I’m trying to find the unique prime ideal in $\mathbb{Z}[\zeta_6]$ of residual characteristic 3, but I’m having difficulty finding it.

I computed that $\mathbb{Z}[\zeta_6]\cong \mathbb{Z}[x]/(x^2-x+1)$. Therefore, let $P\subset \mathbb{Z}[\zeta_6]$ be a prime ideal, and $(3)\subset P$, I will show $1+\zeta_6\in P$, but I couldn’t…

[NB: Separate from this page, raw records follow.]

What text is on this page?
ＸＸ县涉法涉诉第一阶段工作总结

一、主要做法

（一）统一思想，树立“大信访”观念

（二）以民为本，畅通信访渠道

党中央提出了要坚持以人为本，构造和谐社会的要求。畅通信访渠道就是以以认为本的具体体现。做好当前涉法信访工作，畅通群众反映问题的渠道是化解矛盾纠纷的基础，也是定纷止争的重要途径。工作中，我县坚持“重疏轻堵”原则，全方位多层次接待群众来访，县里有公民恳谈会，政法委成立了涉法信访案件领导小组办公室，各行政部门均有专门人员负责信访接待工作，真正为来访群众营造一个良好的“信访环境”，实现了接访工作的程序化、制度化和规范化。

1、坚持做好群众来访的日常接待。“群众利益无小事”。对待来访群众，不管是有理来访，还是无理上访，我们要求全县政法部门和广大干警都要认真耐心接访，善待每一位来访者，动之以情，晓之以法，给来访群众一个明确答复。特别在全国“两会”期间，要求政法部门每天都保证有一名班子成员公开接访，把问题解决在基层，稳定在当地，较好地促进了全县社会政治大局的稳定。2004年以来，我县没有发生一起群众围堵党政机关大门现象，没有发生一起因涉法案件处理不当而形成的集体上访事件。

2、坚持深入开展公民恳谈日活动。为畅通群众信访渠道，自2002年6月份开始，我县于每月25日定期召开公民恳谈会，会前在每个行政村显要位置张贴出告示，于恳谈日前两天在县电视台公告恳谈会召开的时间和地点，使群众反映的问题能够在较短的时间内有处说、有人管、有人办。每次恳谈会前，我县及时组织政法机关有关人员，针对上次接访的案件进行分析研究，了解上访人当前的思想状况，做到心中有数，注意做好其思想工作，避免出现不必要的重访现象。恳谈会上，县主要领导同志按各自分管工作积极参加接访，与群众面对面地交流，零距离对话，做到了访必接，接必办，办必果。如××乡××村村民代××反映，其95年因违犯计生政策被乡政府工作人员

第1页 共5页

Please let me know if there is any way I can solve.

Answer 1

Your stumbling block seems to be that $3$ is not prime in this ring. It factors as

$3=(-1)(i\sqrt3)^2.$

If $\omega$ is the unique sixth root of unity in the first quadrant of the Argand plane, then

$i\sqrt3=\omega(1+\omega)$

and therefore

$1+\omega=(i\sqrt3)\omega^5.$

Thereby $1+\omega$ lies in the actual prime ideal $(i\sqrt3)$.

Answer 2

By the way, this is part of a general pattern: for $\omega$ a primitive $2p$th root of unity, with $p$ prime (your $2\cdot 3$ case generalizes to $2\cdot p$), $\omega+1$ satisfies ${(x-1)^p-1\over (x-1)+1}=0$, so the product of $\omega^k+1$ over $k=1,3,5,\ldots,2p-1$ excluding $p$ itself is $p$. Further, the ratios of the those elements (in $\mathbb Z[\omega]$) are demonstrably units, so these all generate the same (prime) ideal, whose $p-1$ power (square, instead, for $p=2$) is $p\in\mathbb Z$.